В свое время ее семья уступила этот дом Джорджу Гордону, лорду Байрону, и в его кровати с тех пор никто не спит; не спят и в другой кровати, двумя этажами ниже, где он проводил ночи с женой гондольера. И не потому, что кровати эти – святыня или реликвия. Это просто лишние кровати, которыми не пользуются по разным причинам, а может – из уважения к лорду Байрону, которого тут, в городе, очень любили, несмотря на все его ошибки. Тут, видно, надо быть парнем бедовым, чтобы тебя полюбили. Они ведь так и не признали ни Роберта Браунинга, ни госпожу Браунинг, ни их собаку. Эти трое так и не стали венецианцами, что бы там мистер Браунинг об этом ни писал. «А что значит „бедовый“? – спросил себя полковник. – Я так часто употребляю это слово, что должен бы знать его смысл. Сорвиголова? Скорее, тот, кто умеет все поставить на карту и не выйдет из игры, сколько бы ни проиграл. Или просто тот, кто готов играть до конца. И речь идет отнюдь не о театре, – думал он. – Как бы я ни любил театр».
«Так ли?» – подумал он, увидев маленькую виллу над самой водой, ничуть не менее уродливую, чем любой домишко в предместье Парижа, который видишь из окна поезда по дороге из Гавра или Шербура. Вокруг виллы густо росли плохо ухоженные деревья, и по доброй воле вы бы в ней жить не стали. Но там жил он.

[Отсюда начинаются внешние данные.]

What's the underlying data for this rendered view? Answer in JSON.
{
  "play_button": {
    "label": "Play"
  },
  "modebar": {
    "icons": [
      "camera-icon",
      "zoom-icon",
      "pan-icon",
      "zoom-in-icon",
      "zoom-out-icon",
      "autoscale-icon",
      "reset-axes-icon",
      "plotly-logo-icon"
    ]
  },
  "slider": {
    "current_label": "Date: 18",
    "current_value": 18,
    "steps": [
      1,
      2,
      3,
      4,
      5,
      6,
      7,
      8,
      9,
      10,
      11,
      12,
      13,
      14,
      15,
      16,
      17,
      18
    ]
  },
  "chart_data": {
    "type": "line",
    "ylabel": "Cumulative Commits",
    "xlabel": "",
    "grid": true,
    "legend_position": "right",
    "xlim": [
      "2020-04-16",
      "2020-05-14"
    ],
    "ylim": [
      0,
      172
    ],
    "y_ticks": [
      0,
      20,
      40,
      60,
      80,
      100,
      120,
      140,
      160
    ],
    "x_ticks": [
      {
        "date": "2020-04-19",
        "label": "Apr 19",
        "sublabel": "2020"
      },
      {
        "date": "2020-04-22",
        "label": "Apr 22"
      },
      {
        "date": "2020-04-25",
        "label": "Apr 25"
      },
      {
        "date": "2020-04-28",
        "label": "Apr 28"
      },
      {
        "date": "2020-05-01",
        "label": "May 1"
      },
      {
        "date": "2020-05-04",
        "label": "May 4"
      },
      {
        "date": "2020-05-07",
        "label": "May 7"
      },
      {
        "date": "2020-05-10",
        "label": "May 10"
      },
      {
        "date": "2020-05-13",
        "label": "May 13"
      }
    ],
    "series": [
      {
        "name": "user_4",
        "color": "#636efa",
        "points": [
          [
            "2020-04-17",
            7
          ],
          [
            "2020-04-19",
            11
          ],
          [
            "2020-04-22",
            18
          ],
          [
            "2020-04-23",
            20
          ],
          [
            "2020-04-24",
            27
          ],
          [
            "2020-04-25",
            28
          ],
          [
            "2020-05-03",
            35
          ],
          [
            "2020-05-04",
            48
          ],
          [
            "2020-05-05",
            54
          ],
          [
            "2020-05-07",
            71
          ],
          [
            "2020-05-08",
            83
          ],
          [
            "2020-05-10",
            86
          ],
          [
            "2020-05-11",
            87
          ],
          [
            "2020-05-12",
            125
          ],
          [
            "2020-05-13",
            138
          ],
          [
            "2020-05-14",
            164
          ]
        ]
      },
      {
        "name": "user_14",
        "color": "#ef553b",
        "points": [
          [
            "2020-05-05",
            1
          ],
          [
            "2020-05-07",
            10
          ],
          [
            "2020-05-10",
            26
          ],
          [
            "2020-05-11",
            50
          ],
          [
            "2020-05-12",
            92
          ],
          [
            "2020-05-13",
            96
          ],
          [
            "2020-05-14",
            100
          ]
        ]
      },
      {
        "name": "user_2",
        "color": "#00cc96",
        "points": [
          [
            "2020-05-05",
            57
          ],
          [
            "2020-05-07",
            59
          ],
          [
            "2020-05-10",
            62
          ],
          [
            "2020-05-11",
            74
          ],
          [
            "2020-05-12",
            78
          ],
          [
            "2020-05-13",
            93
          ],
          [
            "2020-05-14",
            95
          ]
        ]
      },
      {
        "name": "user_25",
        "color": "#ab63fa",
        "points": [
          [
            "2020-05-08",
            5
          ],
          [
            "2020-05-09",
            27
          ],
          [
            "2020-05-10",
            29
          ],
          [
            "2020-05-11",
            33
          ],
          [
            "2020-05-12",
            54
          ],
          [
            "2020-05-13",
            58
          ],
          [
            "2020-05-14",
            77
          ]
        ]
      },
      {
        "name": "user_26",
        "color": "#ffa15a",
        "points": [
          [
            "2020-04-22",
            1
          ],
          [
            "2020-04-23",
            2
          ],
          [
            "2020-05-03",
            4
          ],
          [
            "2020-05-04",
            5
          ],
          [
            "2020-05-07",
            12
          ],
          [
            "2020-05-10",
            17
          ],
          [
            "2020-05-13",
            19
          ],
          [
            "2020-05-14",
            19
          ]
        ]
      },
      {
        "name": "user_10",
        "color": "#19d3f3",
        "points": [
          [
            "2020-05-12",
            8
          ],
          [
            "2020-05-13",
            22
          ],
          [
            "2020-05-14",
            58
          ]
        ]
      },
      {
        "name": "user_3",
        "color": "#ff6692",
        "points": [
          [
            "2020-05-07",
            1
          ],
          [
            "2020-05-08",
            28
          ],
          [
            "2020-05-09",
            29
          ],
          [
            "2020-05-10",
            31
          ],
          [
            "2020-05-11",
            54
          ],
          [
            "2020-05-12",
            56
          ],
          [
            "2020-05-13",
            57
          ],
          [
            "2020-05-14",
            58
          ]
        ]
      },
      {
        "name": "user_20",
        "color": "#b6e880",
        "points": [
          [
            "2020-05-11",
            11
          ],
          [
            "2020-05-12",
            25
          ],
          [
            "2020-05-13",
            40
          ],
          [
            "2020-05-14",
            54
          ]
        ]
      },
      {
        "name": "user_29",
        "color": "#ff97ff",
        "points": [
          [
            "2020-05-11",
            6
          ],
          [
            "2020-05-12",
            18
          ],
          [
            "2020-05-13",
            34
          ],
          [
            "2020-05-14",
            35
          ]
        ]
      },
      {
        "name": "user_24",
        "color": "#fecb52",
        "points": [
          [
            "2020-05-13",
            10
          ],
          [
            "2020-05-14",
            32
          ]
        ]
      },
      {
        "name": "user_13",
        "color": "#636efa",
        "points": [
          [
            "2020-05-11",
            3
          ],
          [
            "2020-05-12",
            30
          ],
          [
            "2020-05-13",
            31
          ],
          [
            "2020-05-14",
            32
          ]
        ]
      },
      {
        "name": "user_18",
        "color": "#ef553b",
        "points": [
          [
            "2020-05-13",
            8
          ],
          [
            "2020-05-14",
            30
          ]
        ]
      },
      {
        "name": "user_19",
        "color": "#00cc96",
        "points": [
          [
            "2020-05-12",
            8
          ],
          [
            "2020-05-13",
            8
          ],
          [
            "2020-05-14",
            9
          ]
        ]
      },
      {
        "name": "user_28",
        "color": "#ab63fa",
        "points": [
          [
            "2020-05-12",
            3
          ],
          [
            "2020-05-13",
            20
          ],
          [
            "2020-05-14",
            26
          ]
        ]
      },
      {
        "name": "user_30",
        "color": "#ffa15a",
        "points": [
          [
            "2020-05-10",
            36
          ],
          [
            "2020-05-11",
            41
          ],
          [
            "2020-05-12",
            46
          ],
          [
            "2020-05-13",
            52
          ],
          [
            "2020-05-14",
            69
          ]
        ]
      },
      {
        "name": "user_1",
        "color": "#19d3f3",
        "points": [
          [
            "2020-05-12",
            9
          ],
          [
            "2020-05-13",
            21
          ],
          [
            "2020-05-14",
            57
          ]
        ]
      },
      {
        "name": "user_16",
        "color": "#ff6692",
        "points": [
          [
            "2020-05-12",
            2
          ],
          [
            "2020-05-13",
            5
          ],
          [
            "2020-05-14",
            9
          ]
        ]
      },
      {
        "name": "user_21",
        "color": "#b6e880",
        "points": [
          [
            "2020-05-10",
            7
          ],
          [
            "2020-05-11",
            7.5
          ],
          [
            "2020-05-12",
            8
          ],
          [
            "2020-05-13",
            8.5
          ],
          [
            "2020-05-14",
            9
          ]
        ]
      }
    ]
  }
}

"А вот его любили за талант, за пороки и за смелость. Нищий еврейский мальчик, он покорил страну своим талантом и своим красноречием. Я не встречал человека более жалкого и более подленького. Но тот, с кем я мог бы его сравнить, не рисковал всем, что у него было, и сам не воевал, а Габриэле д'Аннунцио (интересно, как его звали на самом деле, кому могут дать имя д'Аннунцио12 в такой земной стране, как эта; может, он и не был евреем, да и какая разница, был он им или не был) перепробовал разные роды войск, так же как перепробовал любовь разных женщин".

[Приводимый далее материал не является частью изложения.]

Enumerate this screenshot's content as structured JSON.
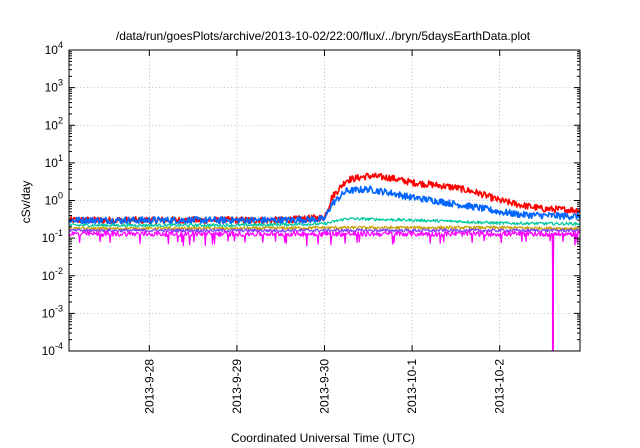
{
  "chart_data": {
    "type": "line",
    "title": "/data/run/goesPlots/archive/2013-10-02/22:00/flux/../bryn/5daysEarthData.plot",
    "xlabel": "Coordinated Universal Time (UTC)",
    "ylabel": "cSv/day",
    "yscale": "log",
    "ylim": [
      0.0001,
      10000
    ],
    "xlim": [
      "2013-09-27 02:00",
      "2013-10-02 22:00"
    ],
    "y_ticks": [
      {
        "base": "10",
        "exp": "-4",
        "value": 0.0001
      },
      {
        "base": "10",
        "exp": "-3",
        "value": 0.001
      },
      {
        "base": "10",
        "exp": "-2",
        "value": 0.01
      },
      {
        "base": "10",
        "exp": "-1",
        "value": 0.1
      },
      {
        "base": "10",
        "exp": "0",
        "value": 1
      },
      {
        "base": "10",
        "exp": "1",
        "value": 10
      },
      {
        "base": "10",
        "exp": "2",
        "value": 100
      },
      {
        "base": "10",
        "exp": "3",
        "value": 1000
      },
      {
        "base": "10",
        "exp": "4",
        "value": 10000
      }
    ],
    "x_ticks": [
      {
        "label": "2013-9-28",
        "value": "2013-09-28 00:00"
      },
      {
        "label": "2013-9-29",
        "value": "2013-09-29 00:00"
      },
      {
        "label": "2013-9-30",
        "value": "2013-09-30 00:00"
      },
      {
        "label": "2013-10-1",
        "value": "2013-10-01 00:00"
      },
      {
        "label": "2013-10-2",
        "value": "2013-10-02 00:00"
      }
    ],
    "grid": true,
    "series": [
      {
        "color": "#ff0000",
        "x": [
          "2013-09-27 02:00",
          "2013-09-28 00:00",
          "2013-09-29 00:00",
          "2013-09-29 12:00",
          "2013-09-30 00:00",
          "2013-09-30 02:00",
          "2013-09-30 06:00",
          "2013-09-30 12:00",
          "2013-09-30 18:00",
          "2013-10-01 00:00",
          "2013-10-01 06:00",
          "2013-10-01 12:00",
          "2013-10-01 18:00",
          "2013-10-02 00:00",
          "2013-10-02 06:00",
          "2013-10-02 12:00",
          "2013-10-02 22:00"
        ],
        "y": [
          0.3,
          0.3,
          0.3,
          0.3,
          0.35,
          1.2,
          3.5,
          4.5,
          4.0,
          3.0,
          2.6,
          2.2,
          1.6,
          1.0,
          0.75,
          0.6,
          0.55
        ]
      },
      {
        "color": "#0064ff",
        "x": [
          "2013-09-27 02:00",
          "2013-09-28 00:00",
          "2013-09-29 00:00",
          "2013-09-29 12:00",
          "2013-09-30 00:00",
          "2013-09-30 02:00",
          "2013-09-30 06:00",
          "2013-09-30 12:00",
          "2013-09-30 18:00",
          "2013-10-01 00:00",
          "2013-10-01 06:00",
          "2013-10-01 12:00",
          "2013-10-01 18:00",
          "2013-10-02 00:00",
          "2013-10-02 06:00",
          "2013-10-02 12:00",
          "2013-10-02 22:00"
        ],
        "y": [
          0.3,
          0.3,
          0.3,
          0.3,
          0.32,
          0.8,
          1.8,
          2.0,
          1.6,
          1.2,
          1.0,
          0.8,
          0.65,
          0.5,
          0.42,
          0.4,
          0.38
        ]
      },
      {
        "color": "#00c8a0",
        "x": [
          "2013-09-27 02:00",
          "2013-09-28 00:00",
          "2013-09-29 00:00",
          "2013-09-30 00:00",
          "2013-09-30 06:00",
          "2013-09-30 12:00",
          "2013-10-01 00:00",
          "2013-10-01 12:00",
          "2013-10-02 00:00",
          "2013-10-02 22:00"
        ],
        "y": [
          0.22,
          0.22,
          0.22,
          0.24,
          0.33,
          0.32,
          0.3,
          0.28,
          0.25,
          0.24
        ]
      },
      {
        "color": "#c8a000",
        "x": [
          "2013-09-27 02:00",
          "2013-09-28 00:00",
          "2013-09-29 00:00",
          "2013-09-30 00:00",
          "2013-10-01 00:00",
          "2013-10-02 00:00",
          "2013-10-02 22:00"
        ],
        "y": [
          0.18,
          0.18,
          0.18,
          0.19,
          0.19,
          0.19,
          0.18
        ]
      },
      {
        "color": "#8040ff",
        "x": [
          "2013-09-27 02:00",
          "2013-09-28 00:00",
          "2013-09-29 00:00",
          "2013-09-30 00:00",
          "2013-10-01 00:00",
          "2013-10-02 00:00",
          "2013-10-02 22:00"
        ],
        "y": [
          0.16,
          0.16,
          0.16,
          0.16,
          0.16,
          0.16,
          0.16
        ]
      },
      {
        "color": "#ff00ff",
        "x": [
          "2013-09-27 02:00",
          "2013-09-28 00:00",
          "2013-09-29 00:00",
          "2013-09-30 00:00",
          "2013-10-01 00:00",
          "2013-10-02 00:00",
          "2013-10-02 12:00",
          "2013-10-02 14:30",
          "2013-10-02 14:35",
          "2013-10-02 14:40",
          "2013-10-02 22:00"
        ],
        "y": [
          0.13,
          0.13,
          0.13,
          0.13,
          0.13,
          0.13,
          0.13,
          0.13,
          0.0001,
          0.13,
          0.13
        ]
      }
    ]
  }
}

Ни один род войск не утруждал его службой, походы по были молниеносны, он всегда выходил сухим из воды. Полковник помнил, как д'Аннунцио потерял глаз, когда разбился самолет, на котором он летел не то над Триестом, не то над Пулой, и как он потом всегда носил черную повязку, а люди, не знавшие, где это произошло, ибо тогда еще этого никто как следует не знал, думали, что глаз ему выбили под Велики, или Сан-Микеле, или еще в каком-нибудь злосчастном месте по ту сторону Карста, где все либо полегли, либо стали калеками. Для д'Аннунцио война была только воинственной жестикуляцией. У пехотинца свое особое ремесло, не похожее на другие. Габриэле летал, но он не был летчиком. Он служил в пехоте, но не был пехотинцем, он и там соблюдал одну видимость.
И полковник вспомнил, как однажды, когда он командовал взводом первого эшелона, а погода стояла дождливая, как всегда в те бесконечные зимы или, уж во всяком случае, во время всех парадов или военных смотров, д'Аннунцио, с черной повязкой вместо глаза и мучнисто-белым лицом, белым, как брюхо у камбалы, только что перевернутой на сковороде, сырой стороной кверху, и с таким видом, будто он уже вторые сутки мертвый, кричал им: «Morire non e basta!»13 – и полковник, бывший тогда лейтенантом, подумал: «Какого рожна им от нас еще надо?»